Only one of us can ride in the ambulance with Julie, and Tom immediately steps forward, so Jane and I climb into the SUV and follow behind. When we pull up to the ED, they are unloading her gurney, now connected to a rolling IV, and she is wheeled inside and installed in a curtained-off room with that excruciating combination of slowness and urgency native to emergency departments.

The next thirty minutes pass like hours under the fluorescent lights. Julie wakes, mumbles, sleeps again. Tom sits by the bedside, holding Julie’s hand and murmuring something unintelligible; I pace; Jane leans; nurses come in at odd intervals, never telling us anything but instead asking for details about insurance or Julie’s medical history, questions that seem so useless and redundant that I become convinced some of these people just want to see the famous Whitaker girl in the flesh. One nurse comes in to draw blood, and Julie starts awake at the cold wet cotton swab on her inner forearm, keeps her eyes open just long enough to nod vaguely at the nurse’s bright questions, then fades as soon as the needle is in.
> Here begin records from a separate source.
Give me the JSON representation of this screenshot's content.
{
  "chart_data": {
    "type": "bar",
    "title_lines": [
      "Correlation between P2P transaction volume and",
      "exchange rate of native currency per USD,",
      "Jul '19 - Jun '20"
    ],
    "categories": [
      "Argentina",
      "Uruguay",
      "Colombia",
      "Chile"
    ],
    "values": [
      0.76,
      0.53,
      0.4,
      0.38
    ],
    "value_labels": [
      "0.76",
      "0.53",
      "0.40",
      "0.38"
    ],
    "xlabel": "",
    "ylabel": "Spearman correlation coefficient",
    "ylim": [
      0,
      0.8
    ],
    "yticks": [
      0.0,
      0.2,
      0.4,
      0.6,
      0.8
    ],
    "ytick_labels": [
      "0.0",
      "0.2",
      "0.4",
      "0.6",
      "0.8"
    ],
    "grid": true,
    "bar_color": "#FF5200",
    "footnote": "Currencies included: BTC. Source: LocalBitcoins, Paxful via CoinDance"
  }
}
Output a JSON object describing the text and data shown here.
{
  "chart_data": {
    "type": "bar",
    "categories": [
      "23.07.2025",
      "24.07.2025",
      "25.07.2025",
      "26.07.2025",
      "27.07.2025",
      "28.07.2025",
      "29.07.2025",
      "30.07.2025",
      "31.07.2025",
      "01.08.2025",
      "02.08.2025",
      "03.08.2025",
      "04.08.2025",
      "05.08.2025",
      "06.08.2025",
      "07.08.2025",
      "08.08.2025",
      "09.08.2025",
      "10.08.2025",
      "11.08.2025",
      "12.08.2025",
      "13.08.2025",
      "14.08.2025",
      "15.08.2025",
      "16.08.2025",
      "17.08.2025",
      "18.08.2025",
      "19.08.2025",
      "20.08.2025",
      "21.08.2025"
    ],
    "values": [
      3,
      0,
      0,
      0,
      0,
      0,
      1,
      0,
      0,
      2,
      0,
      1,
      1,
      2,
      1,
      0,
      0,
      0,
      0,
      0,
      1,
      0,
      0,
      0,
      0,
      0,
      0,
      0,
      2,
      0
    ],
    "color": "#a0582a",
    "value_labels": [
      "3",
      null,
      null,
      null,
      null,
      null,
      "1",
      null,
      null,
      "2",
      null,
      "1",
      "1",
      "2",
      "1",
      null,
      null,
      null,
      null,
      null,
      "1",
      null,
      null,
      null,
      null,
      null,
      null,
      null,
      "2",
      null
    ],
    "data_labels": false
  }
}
The curtain that separates us from the hall flutters as people rush by and does nothing to block out the cacophony of squeaking wheels, indecipherable PA announcements, and hallway conferences punctuated with loud sighs and occasional laughter.

When the doctor finally comes, she sends everyone out of the room over Tom’s and my objections.

“I just need her for two seconds,” she says. “You — Mom, Dad — don’t go anywhere.”

Needless to say, we don’t, but Jane takes the opportunity to find a restroom. The doctor emerges from the curtained room after a hushed conversation I strain unsuccessfully to hear, and I glimpse Julie in the background, awake but flushed and disoriented, before she pulls the curtain shut behind her. Julie is dehydrated, the doctor tells us, suffering from exhaustion and exposure, and hasn’t eaten for a few days, but there don’t seem to be any injuries or illnesses, no substances in her bloodstream. “After the fluids take effect, most likely she’ll be right as rain,” she finishes, her use of the expression right as rain proving she cannot possibly have read the chart, or she has never watched the news, or she is so calloused by her job that she lacks the power to think past a stock phrase indelibly associated in her mind with the word fluids. “Just get her to the clinic for a follow-up after a few weeks. They’ll schedule her when she’s discharged.”